Kellogg also testified to the panel that staff advocated against then-President Trump speaking live from the White House briefing room because of concerns he might go off-message.

After Jan. 6, Fox News host Sean Hannity texted Press Secretary Kayleigh McEnany advising her on how to talk to Trump, the committee revealed. The first item was “No more stolen election talk” and the second was to emphasize that discussions around invoking the 25th amendment and impeachment were “real, and many people will quit.”

McEnany agreed with Hannity’s text that Trump should be kept away from what the Fox News host had called “crazy people.”

The panel also noted Katrina Pierson, a veteran Trump campaign operative who helped organize the Jan. 6 rally that preceded the insurrection at the Capitol, had also used the term “crazies” in her texts, “apparently to describe a number of the President’s supporters.” A source with knowledge of the text said some of Trump’s advisers used the phrase “the crazies” to refer to fringe figures such as Alex Jones, Ali Alexander, and Qanon promoters.

Now, the committee wants to talk to Ivanka Trump. Chair Bennie Thompson (D-Miss.) said they’re asking her to meet with investigators to discuss information about the Jan. 6 attack on the Capitol or activities leading up to the event in a nine-page letter released Thursday. The panel proposed meeting with her on Feb. 3 or 4, or the following week.

“Testimony obtained by the Select Committee indicates that members of the White House staff requested your assistance on multiple occasions to intervene in an attempt to persuade President Trump to address the ongoing lawlessness and violence on Capitol Hill,” Thompson told Ivanka Trump in a letter.

When asked for comment Thursday, an unnamed spokesperson for Ivanka Trump said she had “just learned” about the letter.

“As the Committee already knows, Ivanka did not speak at the January 6 rally,” the statement said. “As she publicly stated that day at 3:15pm, ‘any security breach or disrespect to our law enforcement is unacceptable. The violence must stop immediately. Please be peaceful.’”

Rep. Liz Cheney (R-Wyo.) — the panel’s vice chair — earlier this month hinted to ABC News that the committee was interested in that information from the former president’s daughter.

“I think it’s also important for the American people to understand how dangerous Donald Trump was,” Cheney said, explaining that the committee knew that many people on Jan. 6, 2021 were “pleading with him to go on television, to tell people to stop.”

“We know [Minority] Leader [Kevin] McCarthy was pleading with him to do that. We know members of his family, we know his daughter,” she continued. “We have firsthand testimony that his daughter Ivanka went in at least twice to ask him to please stop this violence.”

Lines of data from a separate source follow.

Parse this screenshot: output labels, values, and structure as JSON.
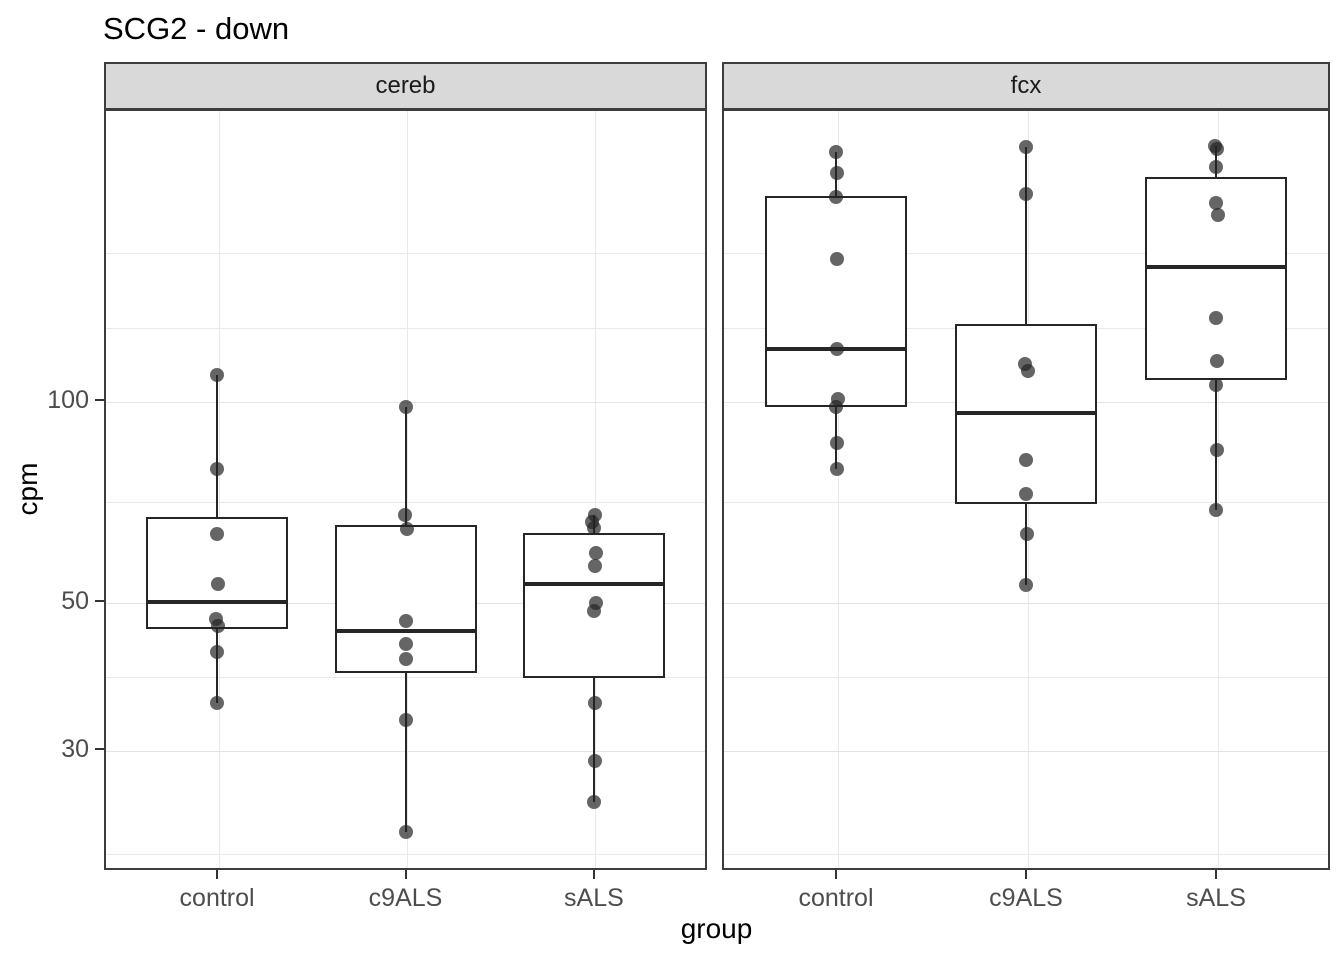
{
  "title": "SCG2 - down",
  "axis": {
    "x_title": "group",
    "y_title": "cpm",
    "x_categories": [
      "control",
      "c9ALS",
      "sALS"
    ],
    "y_tick_labels": [
      "100",
      "50",
      "30"
    ],
    "y_tick_values": [
      100,
      50,
      30
    ]
  },
  "colors": {
    "strip_fill": "#d9d9d9",
    "strip_text": "#1a1a1a",
    "panel_border": "#3d3d3d",
    "grid_major": "#e4e4e4",
    "grid_minor": "#e9e9e9",
    "box_border": "#262626",
    "point": "rgba(35,35,35,0.70)",
    "axis_text": "#4d4d4d",
    "tick_mark": "#333333",
    "title_text": "#000000"
  },
  "chart_data": {
    "type": "boxplot",
    "title": "SCG2 - down",
    "xlabel": "group",
    "ylabel": "cpm",
    "categories": [
      "control",
      "c9ALS",
      "sALS"
    ],
    "y_scale": {
      "type": "log10",
      "domain": [
        19.8,
        272.8
      ],
      "major_ticks": [
        100,
        50,
        30
      ],
      "minor_gridline_values": [
        167,
        129,
        70.7,
        38.7,
        21
      ],
      "grid": true
    },
    "legend": "none",
    "points_format": [
      "cpm",
      "dx_px"
    ],
    "facets": [
      {
        "label": "cereb",
        "groups": [
          {
            "name": "control",
            "box": {
              "whisker_high": 110,
              "q3": 67.3,
              "median": 50.3,
              "q1": 45.7,
              "whisker_low": 35.4
            },
            "points": [
              [
                110,
                0
              ],
              [
                79.5,
                0
              ],
              [
                63.5,
                0
              ],
              [
                53.5,
                1
              ],
              [
                47.3,
                -1
              ],
              [
                46.3,
                1
              ],
              [
                42.3,
                0
              ],
              [
                35.4,
                0
              ]
            ]
          },
          {
            "name": "c9ALS",
            "box": {
              "whisker_high": 98.5,
              "q3": 65.5,
              "median": 45.4,
              "q1": 39.3,
              "whisker_low": 22.7
            },
            "points": [
              [
                98.5,
                0
              ],
              [
                67.8,
                -1
              ],
              [
                64.5,
                1
              ],
              [
                47.1,
                0
              ],
              [
                43.5,
                0
              ],
              [
                41.3,
                0
              ],
              [
                33.4,
                0
              ],
              [
                22.7,
                0
              ]
            ]
          },
          {
            "name": "sALS",
            "box": {
              "whisker_high": 67.8,
              "q3": 63.7,
              "median": 53.4,
              "q1": 38.6,
              "whisker_low": 25.2
            },
            "points": [
              [
                67.8,
                1
              ],
              [
                66.2,
                -2
              ],
              [
                64.8,
                0
              ],
              [
                59.4,
                2
              ],
              [
                56.9,
                1
              ],
              [
                50.1,
                2
              ],
              [
                48.7,
                0
              ],
              [
                35.5,
                1
              ],
              [
                29.0,
                1
              ],
              [
                25.2,
                0
              ]
            ]
          }
        ]
      },
      {
        "label": "fcx",
        "groups": [
          {
            "name": "control",
            "box": {
              "whisker_high": 237,
              "q3": 203.4,
              "median": 120,
              "q1": 98.3,
              "whisker_low": 79.3
            },
            "points": [
              [
                237,
                0
              ],
              [
                220,
                1
              ],
              [
                203,
                0
              ],
              [
                164,
                1
              ],
              [
                120,
                1
              ],
              [
                101,
                2
              ],
              [
                98.5,
                0
              ],
              [
                87,
                1
              ],
              [
                79.3,
                1
              ]
            ]
          },
          {
            "name": "c9ALS",
            "box": {
              "whisker_high": 241,
              "q3": 131,
              "median": 96.3,
              "q1": 70.4,
              "whisker_low": 53.2
            },
            "points": [
              [
                241,
                0
              ],
              [
                205,
                0
              ],
              [
                114,
                -1
              ],
              [
                111.5,
                2
              ],
              [
                81.8,
                0
              ],
              [
                72.9,
                0
              ],
              [
                63.5,
                1
              ],
              [
                53.2,
                0
              ]
            ]
          },
          {
            "name": "sALS",
            "box": {
              "whisker_high": 242,
              "q3": 217,
              "median": 159.3,
              "q1": 108,
              "whisker_low": 68.9
            },
            "points": [
              [
                242,
                -1
              ],
              [
                239,
                1
              ],
              [
                225,
                0
              ],
              [
                198.6,
                0
              ],
              [
                190.7,
                2
              ],
              [
                133.6,
                0
              ],
              [
                115.4,
                1
              ],
              [
                106,
                0
              ],
              [
                84.9,
                1
              ],
              [
                68.9,
                0
              ]
            ]
          }
        ]
      }
    ]
  }
}
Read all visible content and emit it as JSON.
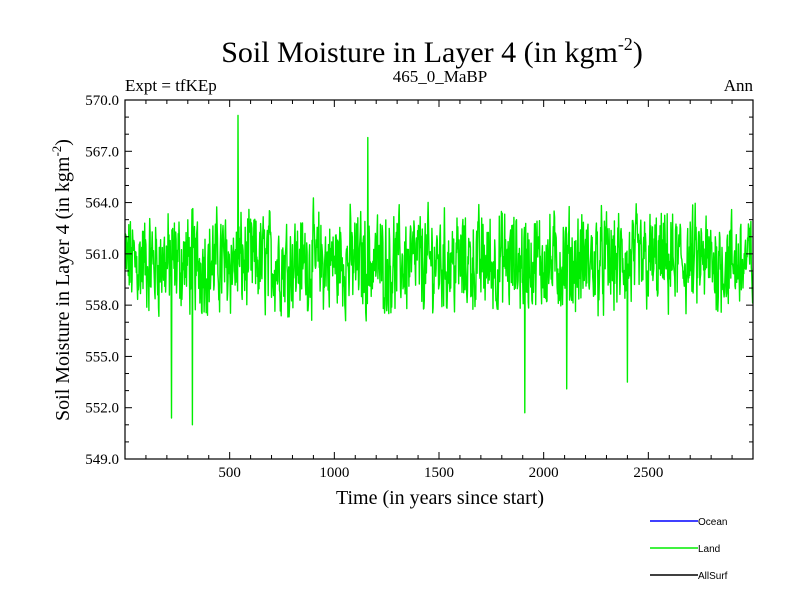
{
  "chart_data": {
    "type": "line",
    "title": "Soil Moisture in Layer 4 (in kgm",
    "title_sup": "-2",
    "title_close": ")",
    "subtitle_left": "Expt = tfKEp",
    "subtitle_center": "465_0_MaBP",
    "subtitle_right": "Ann",
    "xlabel": "Time (in years since start)",
    "ylabel": "Soil Moisture in Layer 4 (in kgm",
    "ylabel_sup": "-2",
    "ylabel_close": ")",
    "xlim": [
      0,
      3000
    ],
    "ylim": [
      549.0,
      570.0
    ],
    "x_ticks": [
      500,
      1000,
      1500,
      2000,
      2500
    ],
    "x_tick_labels": [
      "500",
      "1000",
      "1500",
      "2000",
      "2500"
    ],
    "y_ticks": [
      549.0,
      552.0,
      555.0,
      558.0,
      561.0,
      564.0,
      567.0,
      570.0
    ],
    "y_tick_labels": [
      "549.0",
      "552.0",
      "555.0",
      "558.0",
      "561.0",
      "564.0",
      "567.0",
      "570.0"
    ],
    "series": [
      {
        "name": "Land",
        "color": "#00ee00",
        "mean": 560.5,
        "approx_range": [
          551.0,
          569.0
        ],
        "notable_points": [
          {
            "x": 222,
            "y": 551.4
          },
          {
            "x": 322,
            "y": 551.0
          },
          {
            "x": 540,
            "y": 569.1
          },
          {
            "x": 1160,
            "y": 567.8
          },
          {
            "x": 1910,
            "y": 551.7
          },
          {
            "x": 2110,
            "y": 553.1
          },
          {
            "x": 2400,
            "y": 553.5
          }
        ]
      }
    ],
    "legend": {
      "placement": "bottom-right",
      "items": [
        {
          "name": "Ocean",
          "color": "#0000ff"
        },
        {
          "name": "Land",
          "color": "#00ee00"
        },
        {
          "name": "AllSurf",
          "color": "#000000"
        }
      ]
    }
  }
}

The committee’s invitation to Ivanka Trump is not the only hint of investigators’ interest in the former president’s family. Last week, the panel subpoenaed two of Donald Trump Jr.’s longtime advisers.

Thompson’s comments come right after a major victory for the panel’s investigators; on Wednesday night, the Supreme Court greenlit the production of several tranches of Trump White House documents. A spokesperson for the House Jan. 6 committee said the National Archives, which possesses the documents, is now in the process of sending them to the panel.